JasonDJ@lemmy.zip 15 hours ago
Yes I think you missed the point.
If you are purged you can’t vote. That becomes a problem on election day.
You might get a feel-good provisional ballot but no real way to track that it got counted.
This is what happened last year, except by a bunch of randos claiming that so-and-so wasn’t a legal voter, with no proof or recourse.
So now they can just check against RNC registered voters and “disable” 10% of people who aren’t registered RNC and no way to prove or possibly even know until after the election passes.
No thanks.
rottingleaf@lemmy.world 10 hours ago
It’s fascinating to see this find new pastures in the new world. As a proud Russian citizen.
Some day you’ll remember with nostalgie those years of the ruling party actually caring to win elections.
Jokes aside, it’s easier to cheat now because it’s easier to do everything, and that’s because of the Internet and modern computing systems.

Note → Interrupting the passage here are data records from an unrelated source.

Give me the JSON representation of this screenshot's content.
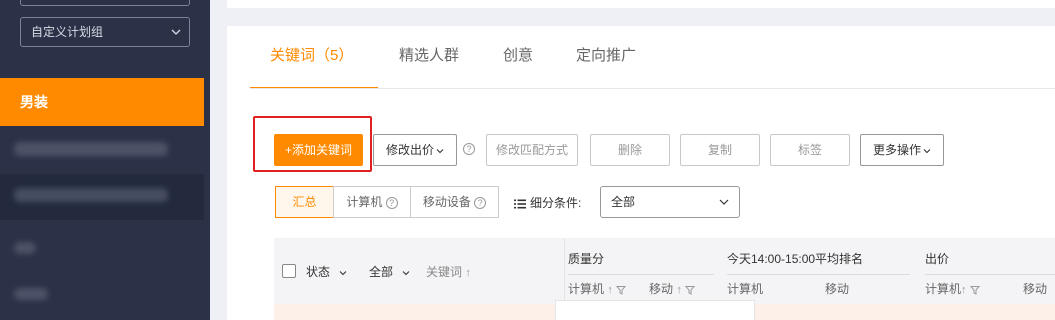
{
  "sidebar": {
    "group_select": "自定义计划组",
    "active_item": "男装"
  },
  "tabs": [
    {
      "label": "关键词（5）"
    },
    {
      "label": "精选人群"
    },
    {
      "label": "创意"
    },
    {
      "label": "定向推广"
    }
  ],
  "toolbar": {
    "add_keyword": "+添加关键词",
    "modify_bid": "修改出价",
    "modify_match": "修改匹配方式",
    "delete": "删除",
    "copy": "复制",
    "tag": "标签",
    "more_ops": "更多操作"
  },
  "device_tabs": [
    {
      "label": "汇总"
    },
    {
      "label": "计算机"
    },
    {
      "label": "移动设备"
    }
  ],
  "filter": {
    "label": "细分条件:",
    "value": "全部"
  },
  "table": {
    "status": "状态",
    "all": "全部",
    "keyword": "关键词",
    "quality_score": "质量分",
    "computer": "计算机",
    "mobile": "移动",
    "avg_rank": "今天14:00-15:00平均排名",
    "bid": "出价",
    "sort_up": "↑"
  },
  "colors": {
    "accent": "#ff8a00",
    "sidebar_bg": "#2b3147",
    "highlight_box": "#e02020"
  }
}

You can’t unmince minced meat back.
But you can apply the same change in a different direction and see that today direct non-anonymous democracy is actually plausible, if it’s instituted, for big countries. 100 years ago it simply wasn’t possible. Now it is.
Or that today Soviet system (as in Soviet democracy and not totalitarian state capitalism) is actually possible to build now. When they were trying, they couldn’t, they didn’t possess the means.
And that both these things are actually what these people have done to us, but inverted. Our “direct vote” is the data they collect about us to classify and predict us for control. Our “Soviets” are that classification, and our “central planning” is those predictions and control.
They’ve done all this, just directed for their own interest. So maybe one can do the opposite.